Barcelona terror attacks trial: hearings end as three suspects await verdict
Public prosecutors request up to 41 years in prison for alleged members of cell that killed 16 people in 2017
After three months of hearings at Spain’s National Court, the trial for the 2017 terror attacks that killed 16 people in Barcelona and the seaside town of Cambrils has entered its last phase: awaiting a verdict for the three suspects, with sentences ranging from 8 to 41 years in prison.
The main suspect is Mohamed Houli, who survived a blast in an occupied villa in the southern Catalan town of Alcanar where the jihadist cell was secretly preparing explosive devices.
Public prosecutors have requested a 41-year prison sentence for Houli for belonging to a terrorist organization, possessing and making explosives, and conspiring to wreak havoc. Another one of the defendants, Driss Oukabir, faces a proposed 36-year prison sentence for the same crimes.
The third suspect is Said Ben Iazza, on trial for aiding the cell without being an active member, who is facing a proposed 8-year prison sentence. He admitted lending some members of the cell his ID and a car, but denied knowing that they were going to use it to buy the raw materials needed to make explosives.
During the hearings, Houly apologized for his actions and said he was "truly sorry", while Oukabir and Ben Iazza denied all accusations and said they were not aware of the cell's true intentions.
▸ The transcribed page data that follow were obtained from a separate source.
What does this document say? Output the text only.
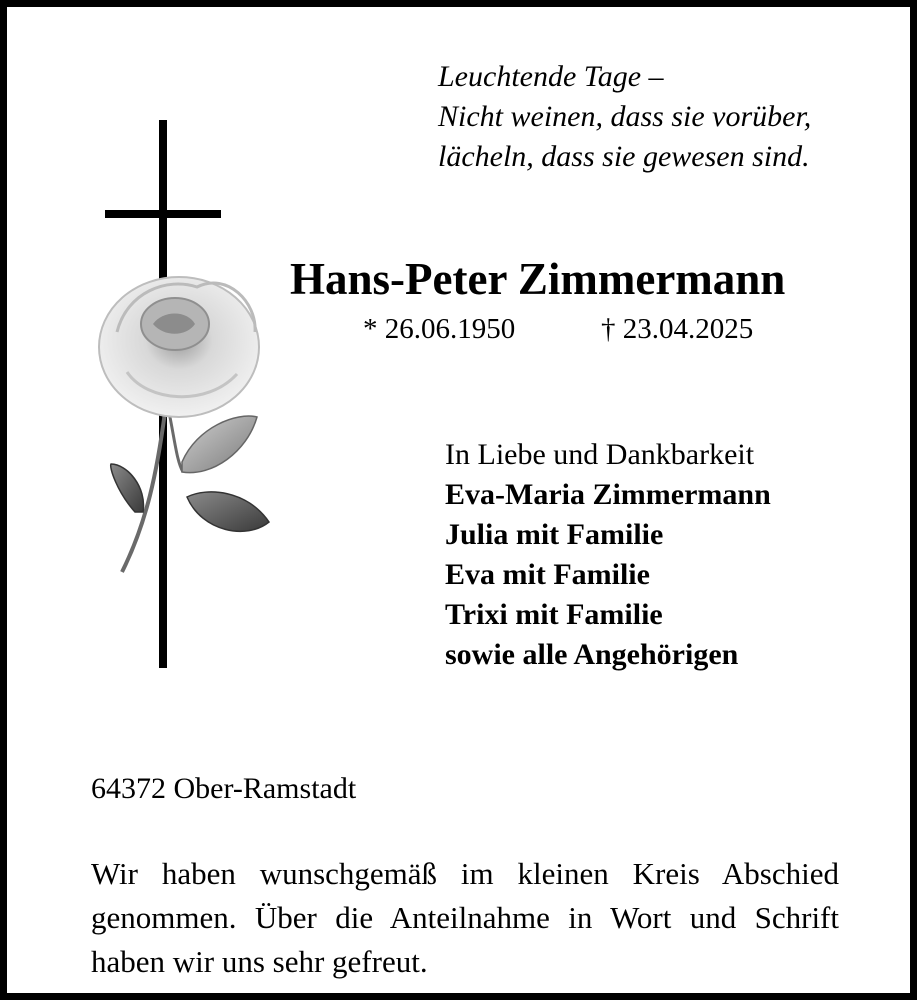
Leuchtende Tage –
Nicht weinen, dass sie vorüber,
lächeln, dass sie gewesen sind.
Hans-Peter Zimmermann
* 26.06.1950	† 23.04.2025
In Liebe und Dankbarkeit
Eva-Maria Zimmermann
Julia mit Familie
Eva mit Familie
Trixi mit Familie
sowie alle Angehörigen
64372 Ober-Ramstadt
Wir haben wunschgemäß im kleinen Kreis Abschied genommen. Über die Anteilnahme in Wort und Schrift haben wir uns sehr gefreut.
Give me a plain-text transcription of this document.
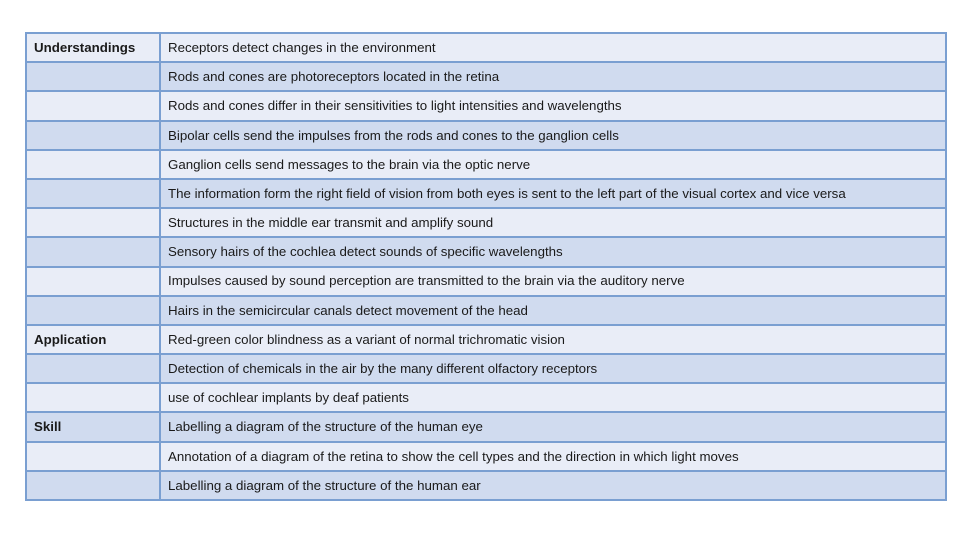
Understandings	Receptors detect changes in the environment
	Rods and cones are photoreceptors located in the retina
	Rods and cones differ in their sensitivities to light intensities and wavelengths
	Bipolar cells send the impulses from the rods and cones to the ganglion cells
	Ganglion cells send messages to the brain via the optic nerve
	The information form the right field of vision from both eyes is sent to the left part of the visual cortex and vice versa
	Structures in the middle ear transmit and amplify sound
	Sensory hairs of the cochlea detect sounds of specific wavelengths
	Impulses caused by sound perception are transmitted to the brain via the auditory nerve
	Hairs in the semicircular canals detect movement of the head
Application	Red-green color blindness as a variant of normal trichromatic vision
	Detection of chemicals in the air by the many different olfactory receptors
	use of cochlear implants by deaf patients
Skill	Labelling a diagram of the structure of the human eye
	Annotation of a diagram of the retina to show the cell types and the direction in which light moves
	Labelling a diagram of the structure of the human ear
What happened to the other members?
Police investigations identified ten active members of the cell. They were all relatively young, from 17 to 28 years old, with one exception: Abdelbaki Es Satty, 41, the ringleader who recruited the other members while working as an imam in their hometown, Ripoll.
The day before the attacks on August 17, 2017, an accidental explosion blew up a house in Alcanar, a coastal town between Barcelona and Valencia, where the cell had been preparing explosives. The blast killed Es Satty and another member of the cell. The only survivor was Chemal.
The group's initial plan was bombing the likes of the Camp Nou football stadium, the Sagrada Família basilica, or even the Eiffel Tower. With the explosives gone and their leader dead, they were left without a plan. One of them rammed a rented van into one of Barcelona's most crowded spots and escaped. After a 3-day manhunt, he was gunned down. His name was Younes Abouyaaqoub.
In the early hours of August 18, when police were searching Abouwaaqoub, five fellow jihadists drove to the seaside town of Cambrils, south of Barcelona. They were killed by police officers after stabbing a woman, who later died from her injuries.